The museum is a typical arcaded house which extends from the southern arcade to Silbergasse, or Via Argentieri. Originally there were three separate buildings: a shop, a warehouse attached to the southern side, and a separate house on Via Argentieri. The building as we now know it gradually grew into its current form with three courtyards.

The original Romanesque buildings dating back to the 13th century were expanded and developed in the following centuries. In the late Middle Ages, the house on Via Argentieri reached its current size. While the first Gothic additions are no longer visible today or can only be seen in older openings in the façade, the later Gothic and Renaissance additions give the building’s exterior its distinct appearance and the unique impression of the inner rooms. For example, the rooms on the ground floor of the house were vaulted around 1500 and typical accommodations were constructed on the upper floors including a living room, kitchen, and rooms. Subsequently, the arcaded house was impressively expanded and furnished with characteristic elements of a bourgeois home from Bolzano, complete with forecourt and kitchen facing the courtyard.

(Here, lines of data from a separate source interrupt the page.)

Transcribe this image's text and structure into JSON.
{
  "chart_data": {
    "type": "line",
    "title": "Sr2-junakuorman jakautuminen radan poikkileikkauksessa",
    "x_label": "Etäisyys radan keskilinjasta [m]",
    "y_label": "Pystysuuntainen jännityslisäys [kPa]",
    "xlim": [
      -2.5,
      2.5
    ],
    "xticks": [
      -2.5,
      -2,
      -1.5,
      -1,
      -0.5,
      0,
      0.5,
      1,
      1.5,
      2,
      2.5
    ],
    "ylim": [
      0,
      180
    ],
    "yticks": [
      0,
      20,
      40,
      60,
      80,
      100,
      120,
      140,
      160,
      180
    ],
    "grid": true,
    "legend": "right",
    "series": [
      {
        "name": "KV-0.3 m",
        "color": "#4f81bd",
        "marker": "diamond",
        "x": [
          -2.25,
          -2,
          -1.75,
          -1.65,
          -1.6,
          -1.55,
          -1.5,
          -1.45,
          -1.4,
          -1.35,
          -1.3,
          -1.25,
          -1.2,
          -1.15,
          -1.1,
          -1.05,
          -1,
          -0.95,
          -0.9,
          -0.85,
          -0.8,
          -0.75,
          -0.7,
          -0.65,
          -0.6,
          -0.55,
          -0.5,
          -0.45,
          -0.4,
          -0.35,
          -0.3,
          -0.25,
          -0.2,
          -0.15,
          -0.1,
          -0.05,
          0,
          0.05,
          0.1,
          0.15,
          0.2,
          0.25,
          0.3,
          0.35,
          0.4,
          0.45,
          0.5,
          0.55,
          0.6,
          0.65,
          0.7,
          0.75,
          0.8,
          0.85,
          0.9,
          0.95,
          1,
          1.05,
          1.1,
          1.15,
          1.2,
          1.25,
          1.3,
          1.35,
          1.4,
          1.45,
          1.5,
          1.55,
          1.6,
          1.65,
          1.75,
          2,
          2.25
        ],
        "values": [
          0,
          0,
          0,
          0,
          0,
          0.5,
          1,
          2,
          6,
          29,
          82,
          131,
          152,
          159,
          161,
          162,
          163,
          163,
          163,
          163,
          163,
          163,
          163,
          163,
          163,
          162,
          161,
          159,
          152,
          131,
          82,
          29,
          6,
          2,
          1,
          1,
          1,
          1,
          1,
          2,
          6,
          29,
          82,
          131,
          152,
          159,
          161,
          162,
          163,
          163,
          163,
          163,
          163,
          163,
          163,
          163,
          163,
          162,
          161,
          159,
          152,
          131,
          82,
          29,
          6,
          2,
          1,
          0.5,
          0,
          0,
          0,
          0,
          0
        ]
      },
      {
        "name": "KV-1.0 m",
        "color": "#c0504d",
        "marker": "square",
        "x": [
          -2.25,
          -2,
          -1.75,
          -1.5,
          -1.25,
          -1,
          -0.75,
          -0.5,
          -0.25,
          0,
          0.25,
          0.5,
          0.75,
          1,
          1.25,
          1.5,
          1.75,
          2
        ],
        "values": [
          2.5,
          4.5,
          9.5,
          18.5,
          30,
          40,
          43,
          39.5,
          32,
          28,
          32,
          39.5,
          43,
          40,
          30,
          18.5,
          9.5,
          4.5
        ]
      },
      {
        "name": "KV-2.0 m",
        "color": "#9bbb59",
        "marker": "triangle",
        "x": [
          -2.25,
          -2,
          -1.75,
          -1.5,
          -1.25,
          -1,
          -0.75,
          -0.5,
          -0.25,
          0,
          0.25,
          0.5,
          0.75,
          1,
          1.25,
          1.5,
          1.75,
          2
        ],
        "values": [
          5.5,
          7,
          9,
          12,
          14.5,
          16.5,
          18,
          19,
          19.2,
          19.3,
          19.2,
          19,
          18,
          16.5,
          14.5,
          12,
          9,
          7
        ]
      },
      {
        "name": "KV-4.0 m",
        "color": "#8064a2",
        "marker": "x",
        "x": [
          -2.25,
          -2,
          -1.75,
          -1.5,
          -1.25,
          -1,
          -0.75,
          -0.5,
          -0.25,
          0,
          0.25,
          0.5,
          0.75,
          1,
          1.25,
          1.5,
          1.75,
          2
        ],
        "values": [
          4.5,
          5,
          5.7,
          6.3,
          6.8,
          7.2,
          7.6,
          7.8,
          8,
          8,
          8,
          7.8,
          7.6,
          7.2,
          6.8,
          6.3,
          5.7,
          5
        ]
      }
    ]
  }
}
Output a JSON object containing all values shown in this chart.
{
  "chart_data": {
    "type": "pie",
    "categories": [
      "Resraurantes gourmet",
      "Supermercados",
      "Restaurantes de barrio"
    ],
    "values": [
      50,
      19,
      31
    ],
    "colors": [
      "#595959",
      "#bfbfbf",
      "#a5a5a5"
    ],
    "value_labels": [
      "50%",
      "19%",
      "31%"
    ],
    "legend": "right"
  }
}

Between the 17th and 18th centuries the furnishings in the living quarters underwent several renovations and additions. Significant structural work did not take place again until the 20th century.
In the second half of the 20th century, the attic stories were adapted for residential purposes. One of these was planned by South Tyrolean architect, Othmar Barth. The rooms on the upper stories offered space for the growing art collection.

With its structure and furnishings, the museum building is an impressive example of a typical residential and trade building from Bolzano that has largely retained its medieval and gothic structural elements. Since its construction as a commercial building, the house has served as a furniture store and art gallery under the ownership of the Eccel mercantile family. Just a few weeks before his death in 2017, Josef Kreuzer, who had owned the house and collection since the end of the 1990s, left both to the State of South Tyrol with the express wish to create a museum.